The proportion of the British population that consider themselves working-class is the same as in 1983, despite long-term decline in the number of working-class people in the UK. According to an annual survey from NatCen, 60% of Brits identify themselves as working-class while the remaining 40% identify as middle-class.
The British Social Attitudes survey for 2015 questioned more than 3,000 people on their class identities. Some 82% of those who identified as working-class believed there to be a wide divide between social classes, compared with 70% of those who identified as middle-class.
Citing various data from the Office for National Statistics and academic analyses, the report said that the number of "routine and semi-routine" workers in Britain had declined.

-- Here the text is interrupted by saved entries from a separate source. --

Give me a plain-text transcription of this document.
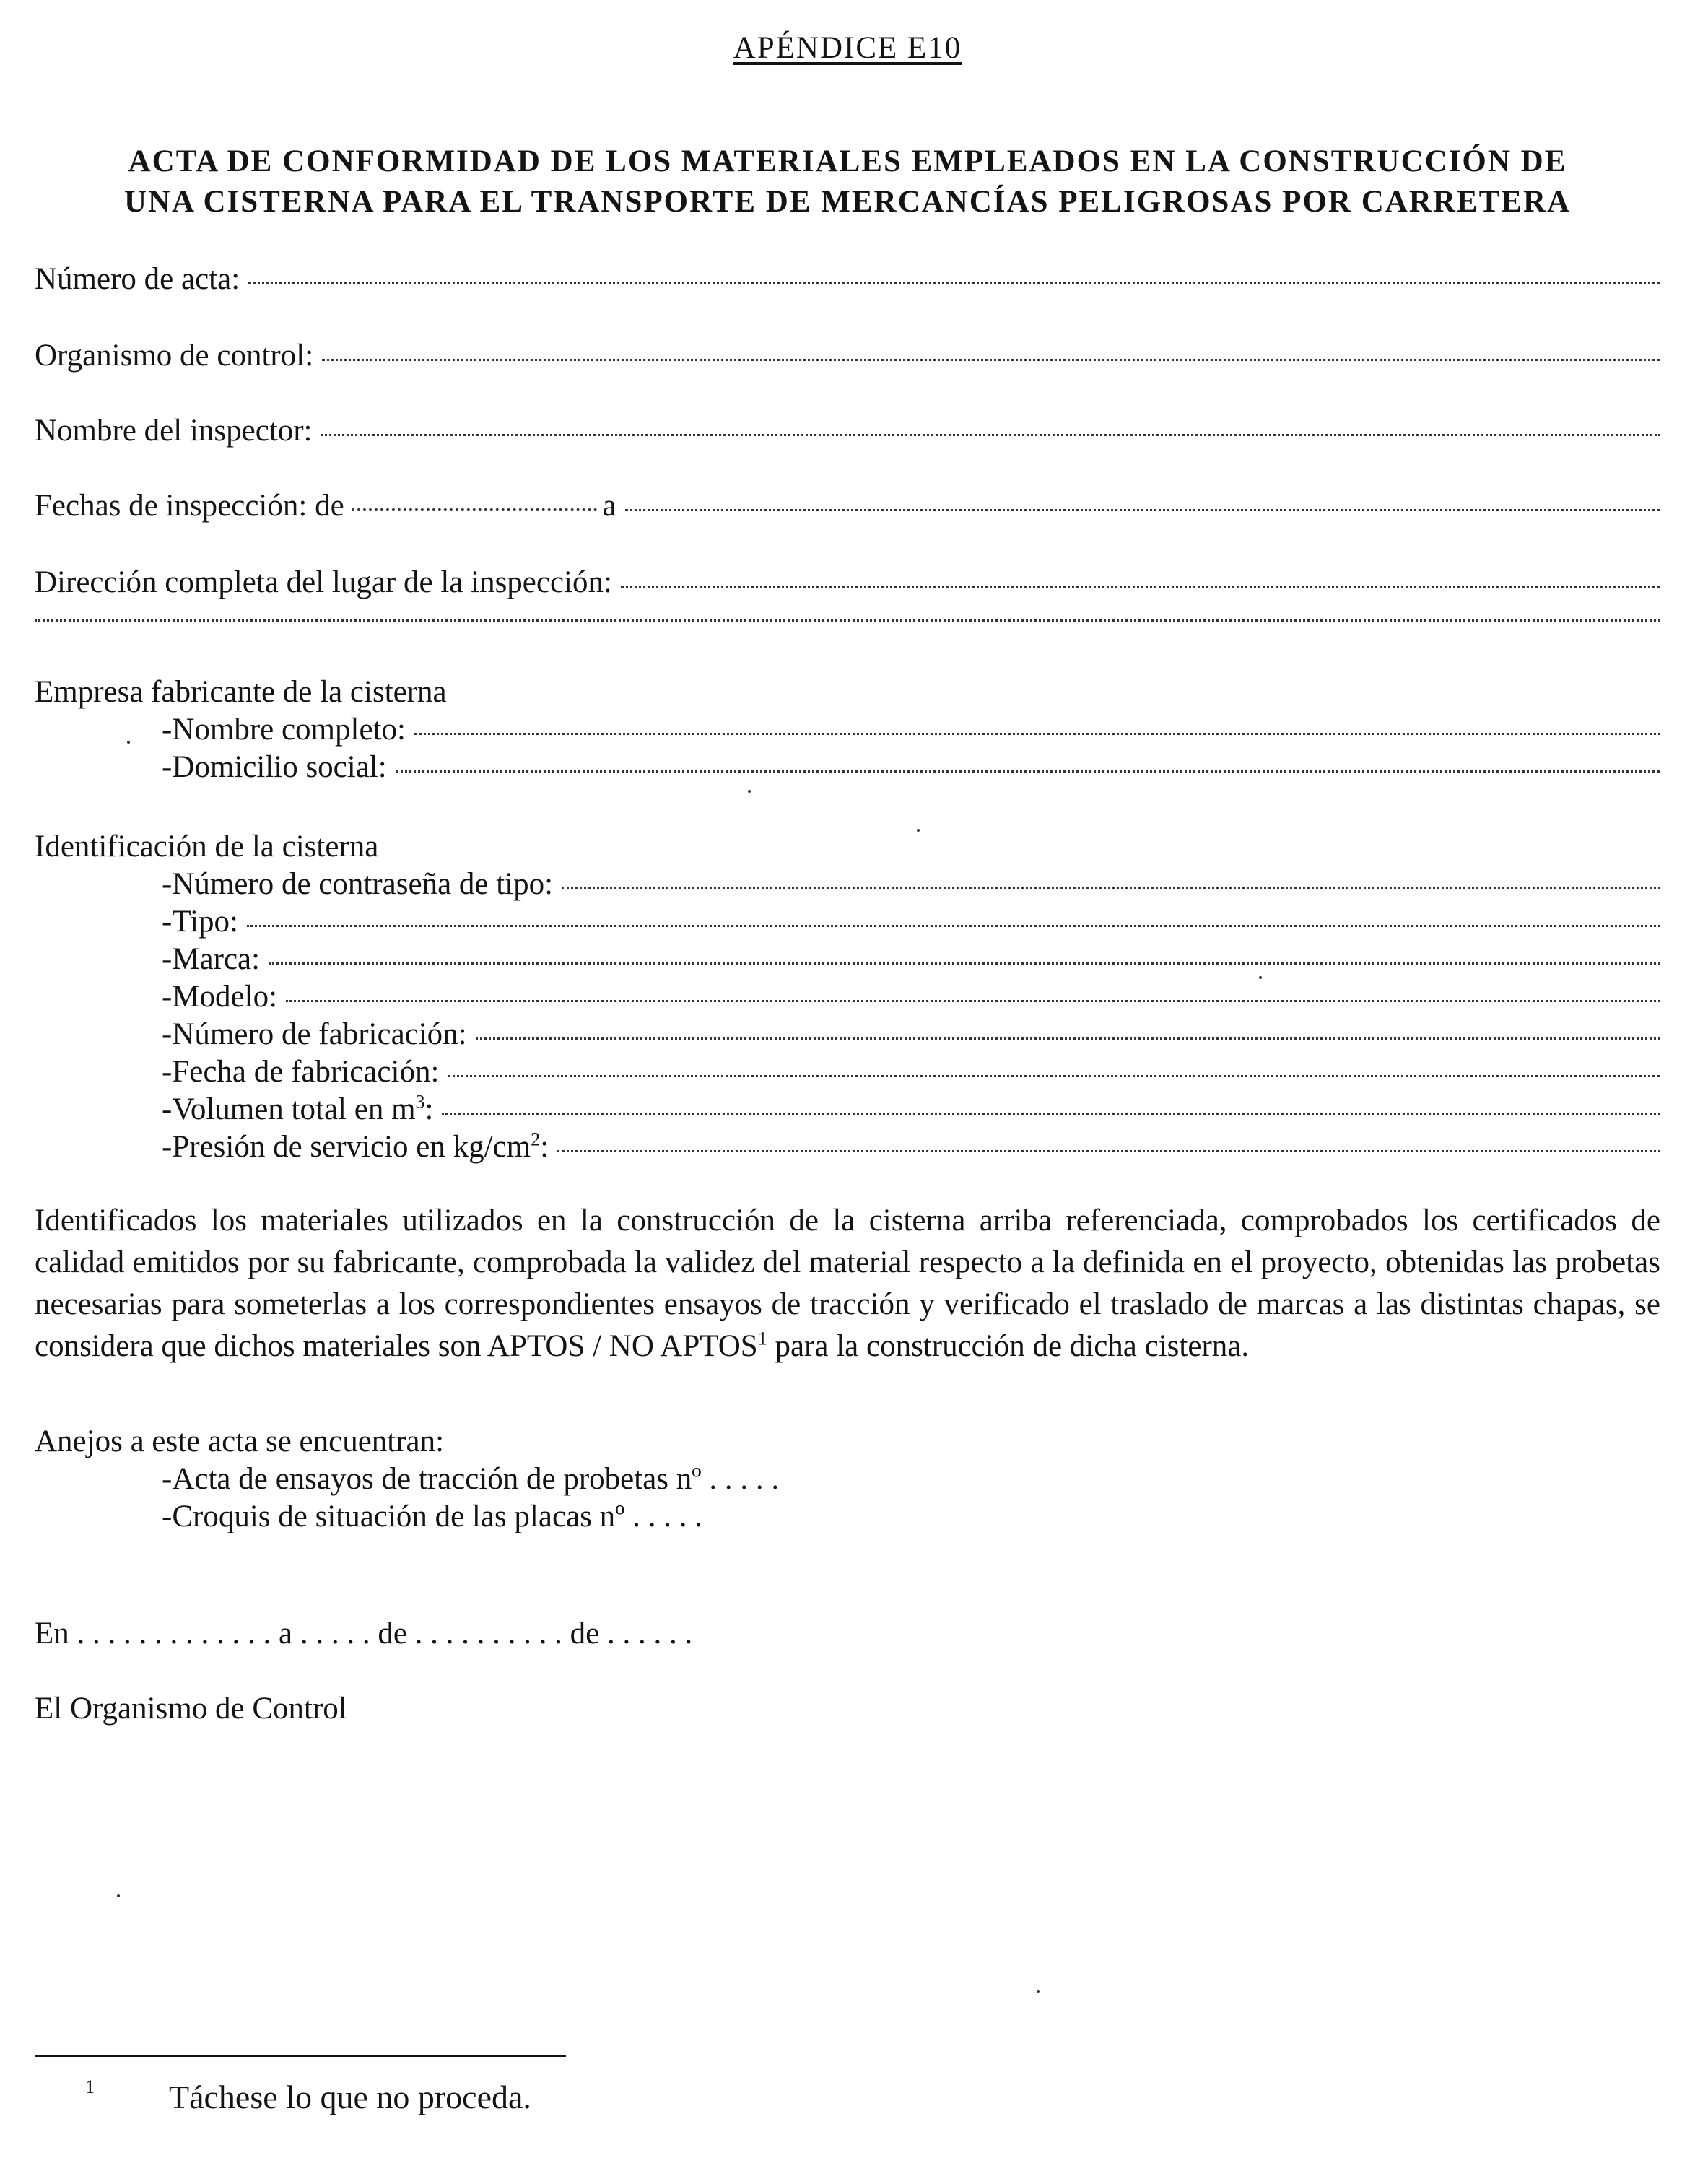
APÉNDICE E10
ACTA DE CONFORMIDAD DE LOS MATERIALES EMPLEADOS EN LA CONSTRUCCIÓN DE
UNA CISTERNA PARA EL TRANSPORTE DE MERCANCÍAS PELIGROSAS POR CARRETERA
Número de acta:
Organismo de control:
Nombre del inspector:
Fechas de inspección: de	a
Dirección completa del lugar de la inspección:
Empresa fabricante de la cisterna
-Nombre completo:
-Domicilio social:
Identificación de la cisterna
-Número de contraseña de tipo:
-Tipo:
-Marca:
-Modelo:
-Número de fabricación:
-Fecha de fabricación:
-Volumen total en $m^3$:
-Presión de servicio en $kg/cm^2$:
Identificados los materiales utilizados en la construcción de la cisterna arriba referenciada, comprobados los certificados de calidad emitidos por su fabricante, comprobada la validez del material respecto a la definida en el proyecto, obtenidas las probetas necesarias para someterlas a los correspondientes ensayos de tracción y verificado el traslado de marcas a las distintas chapas, se considera que dichos materiales son APTOS / NO APTOS$^1$ para la construcción de dicha cisterna.
Anejos a este acta se encuentran:
-Acta de ensayos de tracción de probetas nº . . . . .
-Croquis de situación de las placas nº . . . . .
En . . . . . . . . . . . . . a . . . . . de . . . . . . . . . . de . . . . . .
El Organismo de Control
1 Táchese lo que no proceda.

The working-classes, as defined by officials and social scientists in terms of occupation, total only 25% of the population, contrasting with the high number of Brits identifying themselves as belonging to this group – a phenomenon known as 'working-class of the mind'.
In the US, the proportion of people identifying as working-class has fallen in line with the decline in their actual number, with more now calling themselves middle-class.
In the UK, almost 47% of those in jobs classified as managerial and professional consider themselves working-class. Only 26% of those surveyed believed it was not very difficult to move between social classes, while the remaining three-quarters felt the class divide was fairly or very wide.
Geoffrey Evans and Jonathan Mellon of the University of Oxford, the authors of the study, surmised in the report that "class identity, and especially working class identity, is alive and well" in British society.